Why I Don’t Block People On Social Media

Written by on June 10, 2020

 

I was recently asked, “Why I don’t block people on social media?”

I don’t block people for the same reason I don’t ignore a cancer. Any cancer is of the utmost importance and urgency. It cannot be ignored or wished away. If we choose to downplay it and it’s left untreated, it will sicken us to the point where it becomes the most important thing in our lives.

Whether or not it’s my cancer is irrelevant. It is somebody’s cancer and they may not even know they have it. This type of cancer is more contagious than others as it can be transferred mentally, lay dormant for years, and even normalize itself into the routine life. Thinking that it’s not mine is but a temporary delusion.

The cure for this type of cancer is awareness and exposure.  Awareness of other point of views (for both me and others) and understanding what is out there.  Even the most egregious people and concepts should be known.  For how can we affect change on something we don’t know exists?  Exposure is another tool that allows someone’s true colors to be on display.  People tend to be more honest the more they are allowed to speak.

 

Stage 1 | Self-awareness

First and foremost, we have the self-awareness of the carrier. Listening to their own thought turned into words may be sufficient to trigger that bad feeling in the pit of their stomach.  It’s when they know they know something is not right and there’s still a chance to fix it.   It may be self-medicated with silence and reflection or it may be ignored and dismissed.

 

Stage 2 | Other’s awareness

The next stage of awareness would be from the trusted judgement of a loved one. A friendly question or an expression of disappointment that rattles their cage a bit and provokes them to reassess their position.  This is not carte blanche to allow others to dictate your life, rather an opportunity to think first.  This stage also allows those in close contact the choice to don appropriate protection and reduce exposure to this individual.  It’s known in social media circles as unfriending.

 

Stage 3 | The Wake-Up Call

The final stage of awareness is the wake-up call. As with any false ideology based on hate, anger, greed, bigotry, and their derivatives, the reality that love is the only true thing in existence will annihilate all negative concepts in the long-term. This wake-up call may manifest itself in career, family, finances, health, or life overall, but make no mistake, it will, at no predetermined time, resolve any cognitive dissonance of the carrier of hate.

 

Stage 4 | The Limit

It is worth noting that my tolerance is not absolute. There may come a caustic advanced stage where a cancer must simply be amputated. Where civil discourse and comprehensible grammar have devolved into the profane for its own sake and the insecure cries of violent hate.
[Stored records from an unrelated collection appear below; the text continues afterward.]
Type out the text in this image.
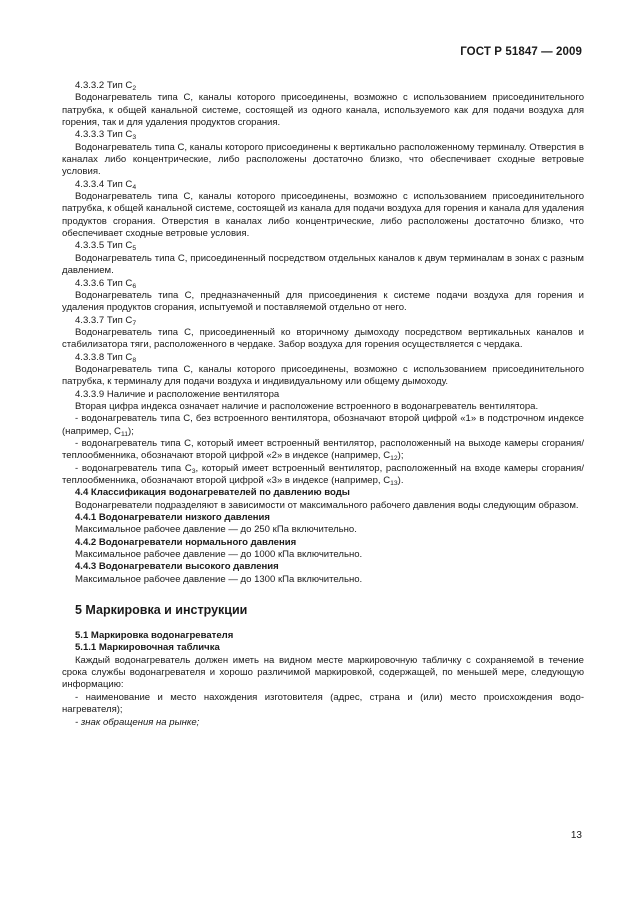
ГОСТ Р 51847 — 2009

4.3.3.2 Тип $С_2$

Водонагреватель типа С, каналы которого присоединены, возможно с использованием присоединительного патрубка, к общей канальной системе, состоящей из одного канала, используемого как для подачи воздуха для горения, так и для удаления продуктов сгорания.

4.3.3.3 Тип $С_3$

Водонагреватель типа С, каналы которого присоединены к вертикально расположенному терминалу. Отверстия в каналах либо концентрические, либо расположены достаточно близко, что обеспечивает сходные ветровые условия.

4.3.3.4 Тип $С_4$

Водонагреватель типа С, каналы которого присоединены, возможно с использованием присоединительного патрубка, к общей канальной системе, состоящей из канала для подачи воздуха для горения и канала для удаления продуктов сгорания. Отверстия в каналах либо концентрические, либо расположены достаточно близко, что обеспечивает сходные ветровые условия.

4.3.3.5 Тип $С_5$

Водонагреватель типа С, присоединенный посредством отдельных каналов к двум терминалам в зонах с разным давлением.

4.3.3.6 Тип $С_6$

Водонагреватель типа С, предназначенный для присоединения к системе подачи воздуха для горения и удаления продуктов сгорания, испытуемой и поставляемой отдельно от него.

4.3.3.7 Тип $С_7$

Водонагреватель типа С, присоединенный ко вторичному дымоходу посредством вертикальных каналов и стабилизатора тяги, расположенного в чердаке. Забор воздуха для горения осуществляется с чердака.

4.3.3.8 Тип $С_8$

Водонагреватель типа С, каналы которого присоединены, возможно с использованием присоединительного патрубка, к терминалу для подачи воздуха и индивидуальному или общему дымоходу.

4.3.3.9 Наличие и расположение вентилятора

Вторая цифра индекса означает наличие и расположение встроенного в водонагреватель вентилятора.

- водонагреватель типа С, без встроенного вентилятора, обозначают второй цифрой «1» в подстрочном индексе (например, $С_{11}$);

- водонагреватель типа С, который имеет встроенный вентилятор, расположенный на выходе камеры сгорания/теплообменника, обозначают второй цифрой «2» в индексе (например, $С_{12}$);

- водонагреватель типа $С_3$, который имеет встроенный вентилятор, расположенный на входе камеры сгорания/теплообменника, обозначают второй цифрой «3» в индексе (например, $С_{13}$).

4.4 Классификация водонагревателей по давлению воды

Водонагреватели подразделяют в зависимости от максимального рабочего давления воды следующим образом.

4.4.1 Водонагреватели низкого давления

Максимальное рабочее давление — до 250 кПа включительно.

4.4.2 Водонагреватели нормального давления

Максимальное рабочее давление — до 1000 кПа включительно.

4.4.3 Водонагреватели высокого давления

Максимальное рабочее давление — до 1300 кПа включительно.

5 Маркировка и инструкции

5.1 Маркировка водонагревателя

5.1.1 Маркировочная табличка

Каждый водонагреватель должен иметь на видном месте маркировочную табличку с сохраняемой в течение срока службы водонагревателя и хорошо различимой маркировкой, содержащей, по меньшей мере, следующую информацию:

- наименование и место нахождения изготовителя (адрес, страна и (или) место происхождения водонагревателя);

- знак обращения на рынке;

13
There is a line, that when crossed, where I will do the honor of pulling their asshole out through their throat with my bare hands…so to speak, of course, and then block them.

 

No Offense

I haven’t been offended or angry at another person in years. I also don’t mind taking the blame, for everything. I’m always happy to allow people to take their best shots at me.  I can handle them.  They should be careful taking shots at others without cause – if they want their assholes intact.

If my wide tolerance is the platform needed to create awareness and expose all of the good, bad, and ugly of our beautiful world, so be it.  For those that don’t have such tolerance, there is no shame or blame in blocking, unfriending, or deleting posts and people from their lives.  To each their own and to share it all.

 

 

“Do not pray for an easy life, pray for the strength to endure a difficult one.”